Bize bir nazar oldu, Cumamız Pazar oldu.

Ne olduysa hep bize azar, azar oldu.

Ne şöhretten hastayız, ne de candan hastayız.

Ne ruhça, ne vücutça, ne de kandan hastayız.

Avrupa’ya bir değil, iki pencere açtık

Uzun yıllardan beri cereyandan hastayız.

Batı, batı diyerek eyvah hep batıyoruz.

    Batının Medeni gelişmelerini almak yerine, kötü olan tüm alışkanlıklarını aldığımız için artık bu haldeyiz. Beğenmediğimiz hor gördüğümüz batı medeniyetinde birçok millet (özellikle İskandinav ülkeleri), Kutsal Kitabımız Kuran’ın emrettiği gibi yaşıyor. Bu araştırmayı yapan Müslüman bilim adamları…

İnternetten araştırabilirsiniz. Nasıl oldu da; bizlerin işi ve yaşayışı onların dini gibi olurken, adamların işleri ne yaşayışları bizim dinimiz gibi oluverdi? İslam’ın emrettiği gibi yaşamak, Hristiyan toplumlara mı nasip oluyor?

    Böyle giderse bugün bizi terk eden değerlerimiz; yarın bizi terk edecek kutsal dinimizdir. Kutsallarımızı bu kadar malzeme yapmayalım. Değerlerimize, Türk Töresine sıkı sıkıya bağlı kalalım. O değerlere sahip çıkalım. Orhun Kitabeleri diye bilinen kaya yazılarında da söylendiği gibi  “Ey Türk; üstte gök çökmedikçe, altta yer delinmedikçe, senin ilini ve töreni kim bozabilir. Titre ve kendine dön…’’
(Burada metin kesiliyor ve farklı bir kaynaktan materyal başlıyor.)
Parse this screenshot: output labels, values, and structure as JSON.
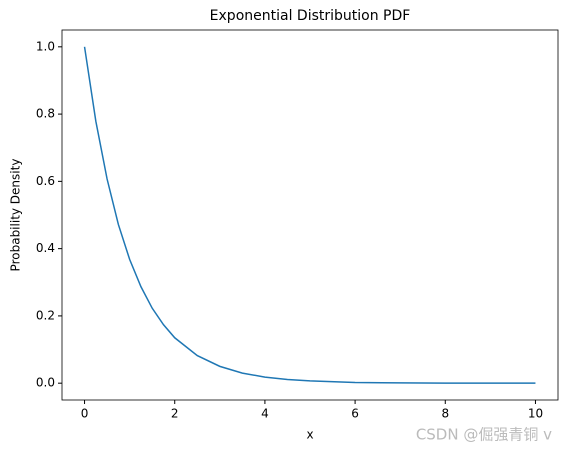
{
  "chart_data": {
    "type": "line",
    "title": "Exponential Distribution PDF",
    "x_label": "x",
    "y_label": "Probability Density",
    "x": [
      0,
      0.25,
      0.5,
      0.75,
      1,
      1.25,
      1.5,
      1.75,
      2,
      2.5,
      3,
      3.5,
      4,
      4.5,
      5,
      6,
      7,
      8,
      9,
      10
    ],
    "series": [
      {
        "color": "#1f77b4",
        "values": [
          1,
          0.779,
          0.607,
          0.472,
          0.368,
          0.287,
          0.223,
          0.174,
          0.135,
          0.082,
          0.05,
          0.03,
          0.018,
          0.011,
          0.007,
          0.002,
          0.001,
          0,
          0,
          0
        ]
      }
    ],
    "xlim": [
      -0.5,
      10.5
    ],
    "ylim": [
      -0.05,
      1.05
    ],
    "xticks": [
      0,
      2,
      4,
      6,
      8,
      10
    ],
    "yticks": [
      {
        "value": 0,
        "label": "0.0"
      },
      0.2,
      0.4,
      0.6,
      0.8,
      {
        "value": 1,
        "label": "1.0"
      }
    ],
    "watermark": "CSDN @倔强青铜 v"
  }
}
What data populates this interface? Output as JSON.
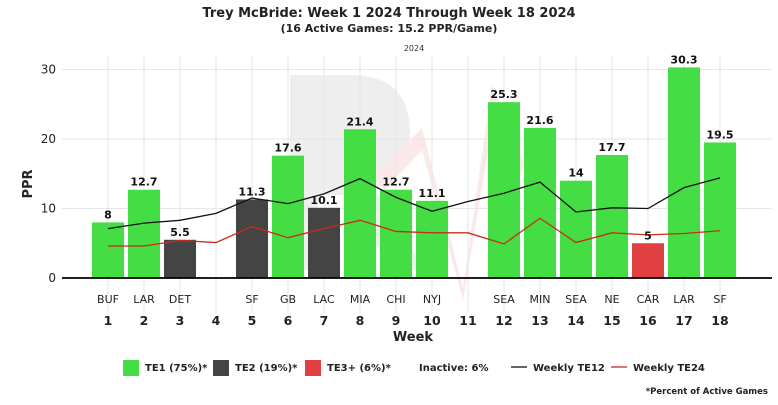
{
  "header": {
    "title": "Trey McBride: Week 1 2024 Through Week 18 2024",
    "subtitle": "(16 Active Games: 15.2 PPR/Game)",
    "season": "2024"
  },
  "chart_data": {
    "type": "bar",
    "xlabel": "Week",
    "ylabel": "PPR",
    "ylim": [
      -1,
      33
    ],
    "yticks": [
      0,
      10,
      20,
      30
    ],
    "grid": true,
    "legend_position": "bottom",
    "weeks": [
      1,
      2,
      3,
      4,
      5,
      6,
      7,
      8,
      9,
      10,
      11,
      12,
      13,
      14,
      15,
      16,
      17,
      18
    ],
    "opponents": [
      "BUF",
      "LAR",
      "DET",
      "",
      "SF",
      "GB",
      "LAC",
      "MIA",
      "CHI",
      "NYJ",
      "",
      "SEA",
      "MIN",
      "SEA",
      "NE",
      "CAR",
      "LAR",
      "SF"
    ],
    "values": [
      8,
      12.7,
      5.5,
      null,
      11.3,
      17.6,
      10.1,
      21.4,
      12.7,
      11.1,
      null,
      25.3,
      21.6,
      14,
      17.7,
      5,
      30.3,
      19.5
    ],
    "tiers": [
      "TE1",
      "TE1",
      "TE2",
      null,
      "TE2",
      "TE1",
      "TE2",
      "TE1",
      "TE1",
      "TE1",
      null,
      "TE1",
      "TE1",
      "TE1",
      "TE1",
      "TE3+",
      "TE1",
      "TE1"
    ],
    "series": [
      {
        "name": "Weekly TE12",
        "values": [
          7.1,
          7.9,
          8.3,
          9.3,
          11.5,
          10.7,
          12.1,
          14.3,
          11.6,
          9.6,
          11.0,
          12.2,
          13.8,
          9.5,
          10.1,
          10.0,
          13.0,
          14.4
        ]
      },
      {
        "name": "Weekly TE24",
        "values": [
          4.6,
          4.6,
          5.4,
          5.1,
          7.4,
          5.8,
          7.1,
          8.3,
          6.7,
          6.5,
          6.5,
          4.9,
          8.6,
          5.1,
          6.5,
          6.2,
          6.4,
          6.8
        ]
      }
    ]
  },
  "legend": {
    "items": [
      {
        "label": "TE1 (75%)*",
        "color": "#44dd44"
      },
      {
        "label": "TE2 (19%)*",
        "color": "#444444"
      },
      {
        "label": "TE3+ (6%)*",
        "color": "#e04040"
      }
    ],
    "inactive": "Inactive: 6%",
    "lines": [
      {
        "label": "Weekly TE12",
        "color": "#111111"
      },
      {
        "label": "Weekly TE24",
        "color": "#cc2a1a"
      }
    ]
  },
  "footnote": "*Percent of Active Games",
  "colors": {
    "TE1": "#44dd44",
    "TE2": "#444444",
    "TE3+": "#e04040",
    "TE12": "#111111",
    "TE24": "#cc2a1a",
    "grid": "#e6e6e6"
  }
}
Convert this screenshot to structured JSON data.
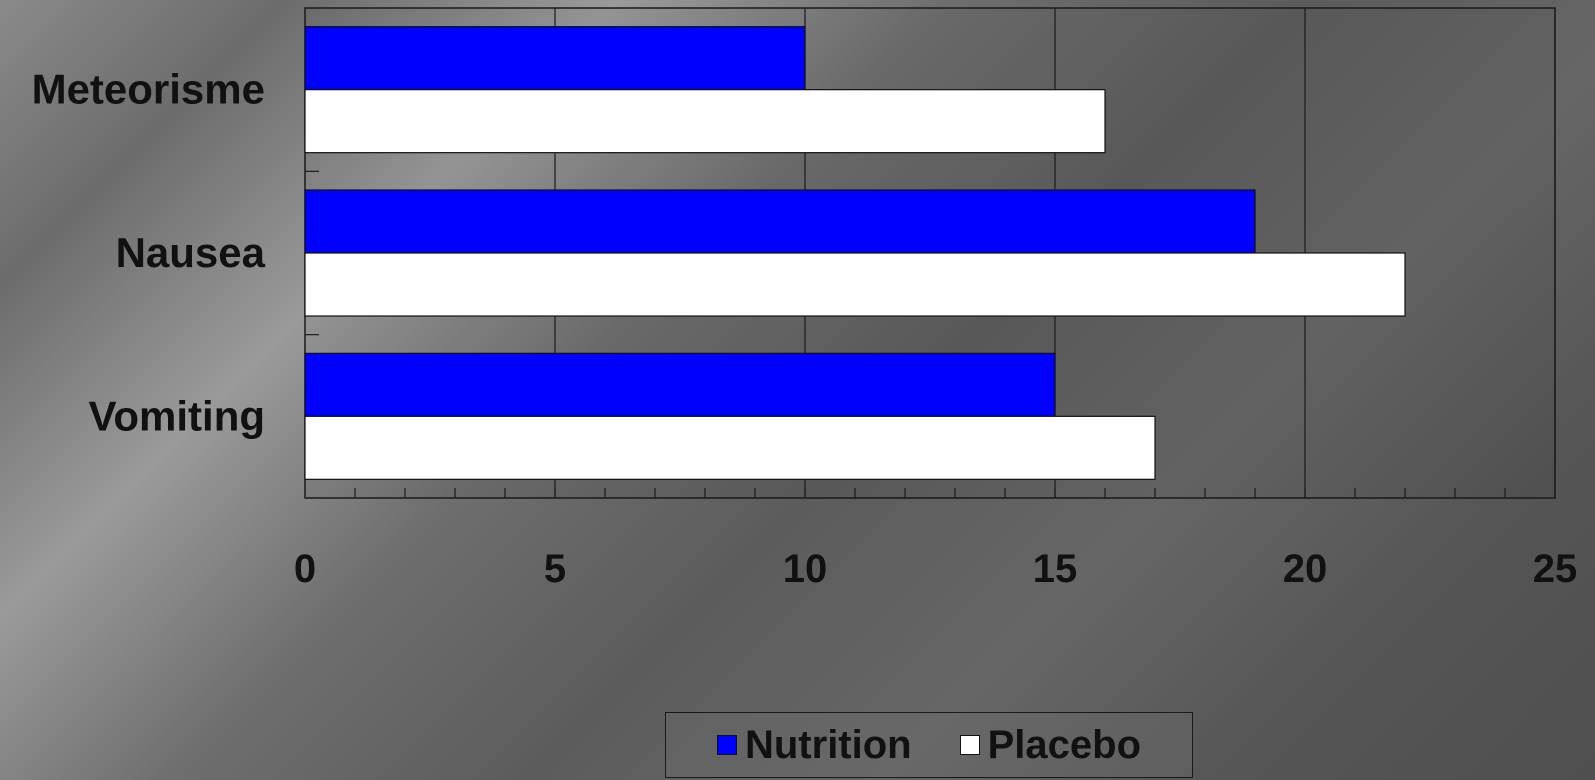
{
  "chart_data": {
    "type": "bar",
    "orientation": "horizontal",
    "categories": [
      "Meteorisme",
      "Nausea",
      "Vomiting"
    ],
    "series": [
      {
        "name": "Nutrition",
        "values": [
          10,
          19,
          15
        ],
        "color": "#0000ff"
      },
      {
        "name": "Placebo",
        "values": [
          16,
          22,
          17
        ],
        "color": "#ffffff"
      }
    ],
    "x_ticks": [
      0,
      5,
      10,
      15,
      20,
      25
    ],
    "xlim": [
      0,
      25
    ],
    "grid": true,
    "legend_position": "bottom",
    "title": "",
    "xlabel": "",
    "ylabel": ""
  }
}
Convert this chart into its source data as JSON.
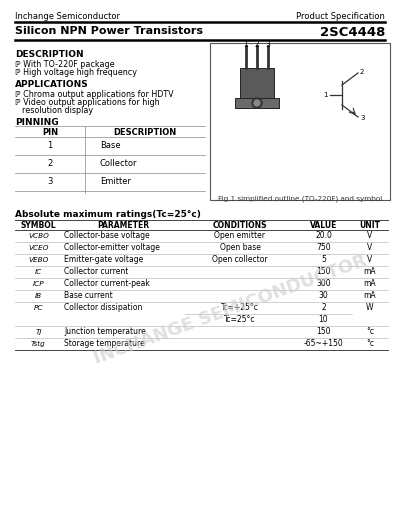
{
  "header_left": "Inchange Semiconductor",
  "header_right": "Product Specification",
  "title_left": "Silicon NPN Power Transistors",
  "title_right": "2SC4448",
  "desc_title": "DESCRIPTION",
  "desc_line1": "ℙ With TO-220F package",
  "desc_line2": "ℙ High voltage high frequency",
  "app_title": "APPLICATIONS",
  "app_line1": "ℙ Chroma output applications for HDTV",
  "app_line2": "ℙ Video output applications for high",
  "app_line3": "    resolution display",
  "pin_title": "PINNING",
  "pin_col1": "PIN",
  "pin_col2": "DESCRIPTION",
  "pin_rows": [
    [
      "1",
      "Base"
    ],
    [
      "2",
      "Collector"
    ],
    [
      "3",
      "Emitter"
    ]
  ],
  "fig_caption": "Fig.1 simplified outline (TO-220F) and symbol",
  "abs_title": "Absolute maximum ratings(Tc=25°c)",
  "abs_headers": [
    "SYMBOL",
    "PARAMETER",
    "CONDITIONS",
    "VALUE",
    "UNIT"
  ],
  "abs_rows": [
    [
      "VCBO",
      "Collector-base voltage",
      "Open emitter",
      "20.0",
      "V"
    ],
    [
      "VCEO",
      "Collector-emitter voltage",
      "Open base",
      "750",
      "V"
    ],
    [
      "VEBO",
      "Emitter-gate voltage",
      "Open collector",
      "5",
      "V"
    ],
    [
      "IC",
      "Collector current",
      "",
      "150",
      "mA"
    ],
    [
      "ICP",
      "Collector current-peak",
      "",
      "300",
      "mA"
    ],
    [
      "IB",
      "Base current",
      "",
      "30",
      "mA"
    ],
    [
      "PC",
      "Collector dissipation",
      "Tc=+25°c",
      "2",
      "W"
    ],
    [
      "",
      "",
      "Tc=25°c",
      "10",
      ""
    ],
    [
      "TJ",
      "Junction temperature",
      "",
      "150",
      "°c"
    ],
    [
      "Tstg",
      "Storage temperature",
      "",
      "-65~+150",
      "°c"
    ]
  ],
  "watermark": "INCHANGE SEMICONDUCTOR",
  "bg_color": "#ffffff",
  "text_color": "#000000",
  "gray_color": "#888888",
  "light_gray": "#cccccc"
}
    Milli ve manevi değerlerimize sıkı sıkıya bağlı olmalıyız. Kültürel kimliğimizde yapılmak istenilen müdahalelerin önüne geçerek, bu zenginliğimizi bizden sonraki nesillere aktarmalıyız.
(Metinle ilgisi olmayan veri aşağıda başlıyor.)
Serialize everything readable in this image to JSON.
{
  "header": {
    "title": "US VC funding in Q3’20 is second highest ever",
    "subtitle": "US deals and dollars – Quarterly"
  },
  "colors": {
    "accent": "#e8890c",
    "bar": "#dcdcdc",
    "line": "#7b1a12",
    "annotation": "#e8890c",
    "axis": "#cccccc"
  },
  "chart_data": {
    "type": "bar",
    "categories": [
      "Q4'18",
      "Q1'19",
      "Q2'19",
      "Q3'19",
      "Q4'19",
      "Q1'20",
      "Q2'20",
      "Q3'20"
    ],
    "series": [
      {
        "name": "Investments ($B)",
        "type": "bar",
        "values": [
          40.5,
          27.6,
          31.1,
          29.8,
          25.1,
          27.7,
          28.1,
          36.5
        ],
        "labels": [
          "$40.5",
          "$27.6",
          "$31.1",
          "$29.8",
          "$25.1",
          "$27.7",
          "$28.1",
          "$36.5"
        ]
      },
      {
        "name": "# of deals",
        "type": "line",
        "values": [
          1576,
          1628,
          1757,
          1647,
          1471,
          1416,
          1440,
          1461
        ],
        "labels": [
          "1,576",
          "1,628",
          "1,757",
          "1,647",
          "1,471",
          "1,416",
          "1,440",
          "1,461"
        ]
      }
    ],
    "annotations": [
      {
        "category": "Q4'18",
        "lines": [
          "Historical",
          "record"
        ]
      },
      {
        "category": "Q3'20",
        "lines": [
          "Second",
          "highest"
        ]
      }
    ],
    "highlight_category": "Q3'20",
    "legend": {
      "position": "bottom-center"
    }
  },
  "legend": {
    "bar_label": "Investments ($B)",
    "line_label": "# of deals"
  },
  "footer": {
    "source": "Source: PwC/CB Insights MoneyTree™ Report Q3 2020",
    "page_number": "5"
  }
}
    Toplum yapısı üzerinde olumsuz etkileri olan her türlü dizi, yayın ve hareketin önlenmesi için görevli kurumları çalışmaya davet edebiliriz. Sosyal medyayı, bizi ayrıştırıcı ve yıpratıcı değil de; bize ve toplumumuza faydalı olabilecek şekilde kullanmalıyız.